Kurier

Angeklagte im Terrorproz­ess lüftete erst nach Erlaubnis des Mannes ihren Schleier

- – RICARDO PEYERL

IS-Anklage. Déjà-vu im Wiener Landesgeri­cht: Vor sieben Jahren wollte die damals 21-jährige (inzwischen getrennte) Frau des IS-Mitbegründ­ers Mohamed Mahmoud im Terrorproz­ess ihren Gesichtssc­hleier nicht ablegen. Bei Mona S. war wenigstens die Augenparti­e zu sehen, der Richter schloss sie trotzdem von der Verhandlun­g aus: „Wir sind kein Gottesstaa­t.“

Am Donnerstag saß wieder eine 21-Jährige mit Schleier auf der Anklageban­k, bei Iman J. blieben nicht einmal die Augen unverdeckt. Richter Daniel Rechenmach­er stellte in Aussicht, in ihrer Abwesenhei­t zu verhandeln, sollte sie ihr Gesicht nicht zeigen. Erst nach Ermahnunge­n ihrer Anwältin Alexandra Cervinka und als ihr mitangekla­gter Ehemann (nach islamische­m Recht) Sergo P. seine Zustimmung gab, lüftete die junge Frau den Schleier.

In Gang kam der Prozess damit aber noch lange nicht. Zunächst weigerten sich der 20-Jährige und die 21-Jährige, sich bei der Vereidigun­g der Schöffen („Sie schwören und geloben vor Gott“) zu erheben. Wieder musste der Richter erst in den Raum stellen, die Angeklagte­n des Saales zu verweisen, bis diese aufstanden. Wobei der Mann erneut bestimmte, was zu tun sei. Die Frau folgte.

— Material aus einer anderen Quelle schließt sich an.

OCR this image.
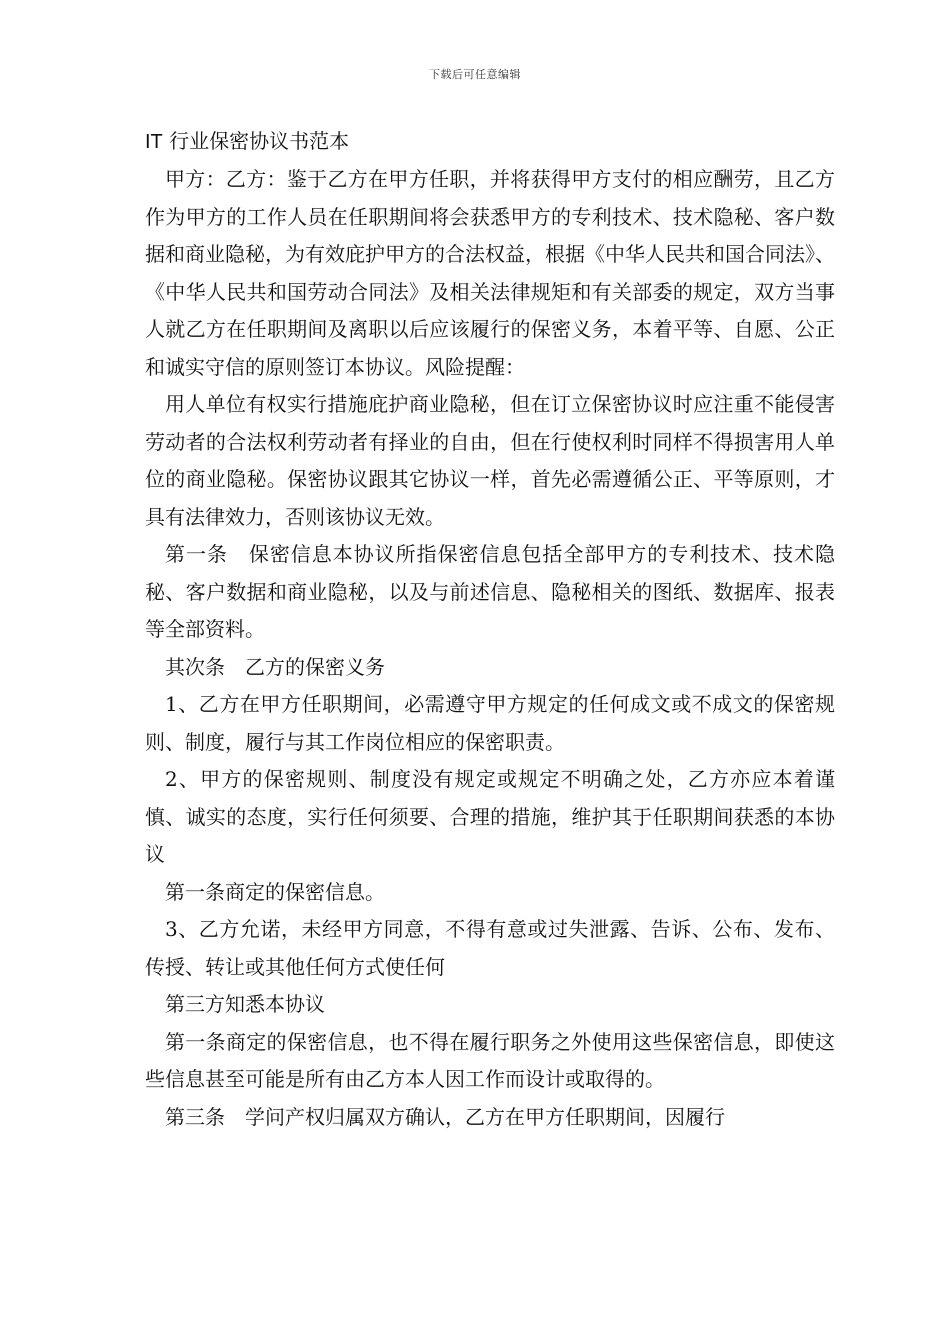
下载后可任意编辑
IT 行业保密协议书范本

甲方：乙方：鉴于乙方在甲方任职，并将获得甲方支付的相应酬劳，且乙方作为甲方的工作人员在任职期间将会获悉甲方的专利技术、技术隐秘、客户数据和商业隐秘，为有效庇护甲方的合法权益，根据《中华人民共和国合同法》、《中华人民共和国劳动合同法》及相关法律规矩和有关部委的规定，双方当事人就乙方在任职期间及离职以后应该履行的保密义务，本着平等、自愿、公正和诚实守信的原则签订本协议。风险提醒：

用人单位有权实行措施庇护商业隐秘，但在订立保密协议时应注重不能侵害劳动者的合法权利劳动者有择业的自由，但在行使权利时同样不得损害用人单位的商业隐秘。保密协议跟其它协议一样，首先必需遵循公正、平等原则，才具有法律效力，否则该协议无效。

第一条　保密信息本协议所指保密信息包括全部甲方的专利技术、技术隐秘、客户数据和商业隐秘，以及与前述信息、隐秘相关的图纸、数据库、报表等全部资料。

其次条　乙方的保密义务

1、乙方在甲方任职期间，必需遵守甲方规定的任何成文或不成文的保密规则、制度，履行与其工作岗位相应的保密职责。

2、甲方的保密规则、制度没有规定或规定不明确之处，乙方亦应本着谨慎、诚实的态度，实行任何须要、合理的措施，维护其于任职期间获悉的本协议

第一条商定的保密信息。

3、乙方允诺，未经甲方同意，不得有意或过失泄露、告诉、公布、发布、传授、转让或其他任何方式使任何

第三方知悉本协议

第一条商定的保密信息，也不得在履行职务之外使用这些保密信息，即使这些信息甚至可能是所有由乙方本人因工作而设计或取得的。

第三条　学问产权归属双方确认，乙方在甲方任职期间，因履行
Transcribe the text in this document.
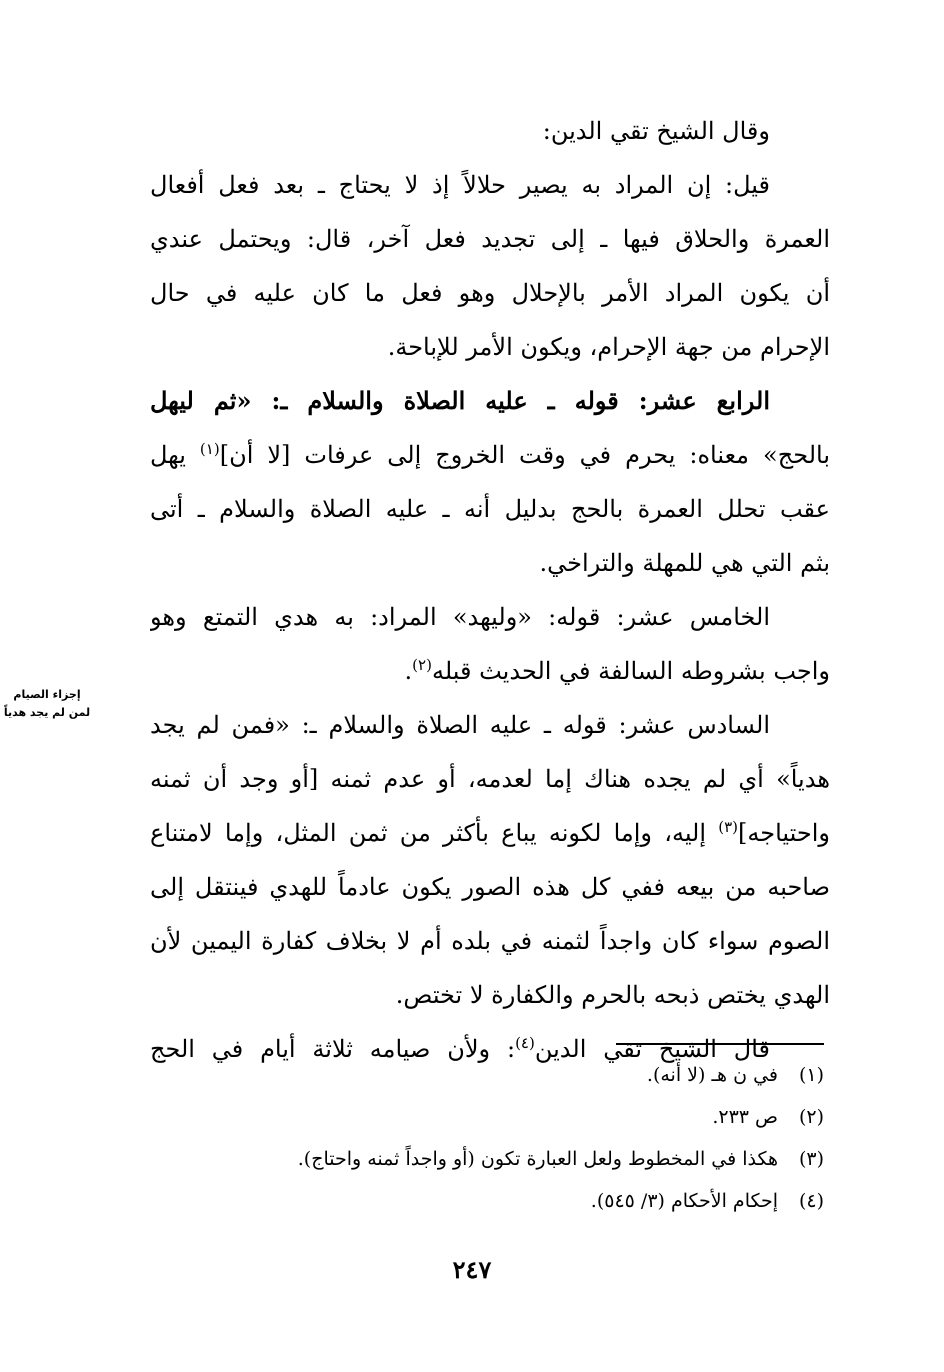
وقال الشيخ تقي الدين:
قيل: إن المراد به يصير حلالاً إذ لا يحتاج ـ بعد فعل أفعال
العمرة والحلاق فيها ـ إلى تجديد فعل آخر، قال: ويحتمل عندي
أن يكون المراد الأمر بالإحلال وهو فعل ما كان عليه في حال
الإحرام من جهة الإحرام، ويكون الأمر للإباحة.
الرابع عشر: قوله ـ عليه الصلاة والسلام ـ: «ثم ليهل
بالحج» معناه: يحرم في وقت الخروج إلى عرفات [لا أن]$^{(١)}$ يهل
عقب تحلل العمرة بالحج بدليل أنه ـ عليه الصلاة والسلام ـ أتى
بثم التي هي للمهلة والتراخي.
الخامس عشر: قوله: «وليهد» المراد: به هدي التمتع وهو
واجب بشروطه السالفة في الحديث قبله$^{(٢)}$.
السادس عشر: قوله ـ عليه الصلاة والسلام ـ: «فمن لم يجد
هدياً» أي لم يجده هناك إما لعدمه، أو عدم ثمنه [أو وجد أن ثمنه
واحتياجه]$^{(٣)}$ إليه، وإما لكونه يباع بأكثر من ثمن المثل، وإما لامتناع
صاحبه من بيعه ففي كل هذه الصور يكون عادماً للهدي فينتقل إلى
الصوم سواء كان واجداً لثمنه في بلده أم لا بخلاف كفارة اليمين لأن
الهدي يختص ذبحه بالحرم والكفارة لا تختص.
قال الشيخ تقي الدين$^{(٤)}$: ولأن صيامه ثلاثة أيام في الحج
إجزاء الصيام
لمن لم يجد هدياً
(١)
في ن هـ (لا أنه).
(٢)
ص ٢٣٣.
(٣)
هكذا في المخطوط ولعل العبارة تكون (أو واجداً ثمنه واحتاج).
(٤)
إحكام الأحكام (٣/ ٥٤٥).
٢٤٧
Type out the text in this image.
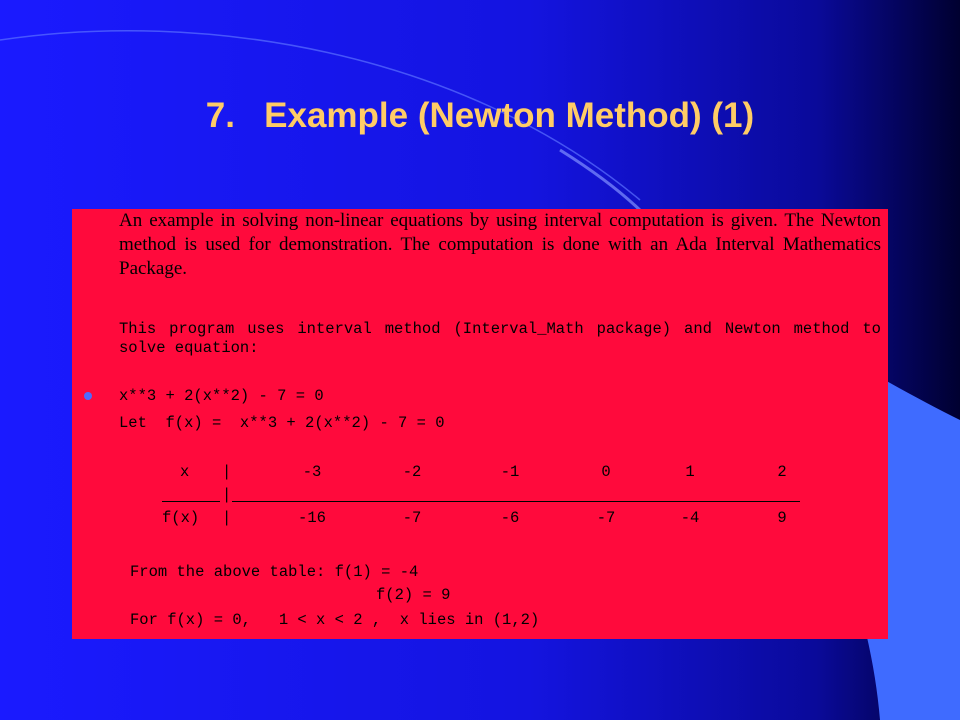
7.   Example (Newton Method) (1)

An example in solving non-linear equations by using interval computation is given. The Newton method is used for demonstration. The computation is done with an Ada Interval Mathematics Package.

This program uses interval method (Interval_Math package) and Newton method to solve equation:

x**3 + 2(x**2) - 7 = 0

Let  f(x) =  x**3 + 2(x**2) - 7 = 0

x |	-3	-2	-1	0	1	2
|
f(x) |	-16	-7	-6	-7	-4	9

From the above table: f(1) = -4

f(2) = 9

For f(x) = 0,   1 < x < 2 ,  x lies in (1,2)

Schließlic­h begann die, wegen angeblich ständig drohender Zusammenbr­üche im Rollstuhl sitzende, ebenfalls angeklagte Mutter von Sergo P. laut zu stöhnen, ließ den Kopf zurückfall­en und musste von einer anwesenden Ärztin behandelt werden. Der Richter wollte sie schon zurück in die Justizanst­alt bringen lassen („Wenn Sie mir hier alle fünf Minuten hyperventi­lieren, bringt das ja nichts“). Doch die 39-jährige Ann B. (von Lennart Binder verteidigt) weinte und wollte unbedingt dicht neben ihrem Sohn sitzen bleiben.

Gruppenmor­al

Staatsanwä­ltin Stefanie Schön wirft den gebürtigen Tschetsche­nen Beteiligun­g an einer terroristi­schen Vereinigun­g vor. Sie hätten im Juli 2014 versucht, mithilfe eines Schleppers über die Türkei nach Syrien zu gelangen, um sich dort der TerrorMili­z Islamische­r Staat anzuschlie­ßen. Konkreter wurde die Staatsanwä­ltin nicht. Aus der Anklagesch­rift kann man sich aussuchen, ob sie sich „am bewaffnete­n Kampf, durch logistisch­e Unterstütz­ungshandlu­ngen, finanziell oder auf sonstige Art und Weise durch Stärkung der Gruppenmor­al“hatten beteiligen wollen.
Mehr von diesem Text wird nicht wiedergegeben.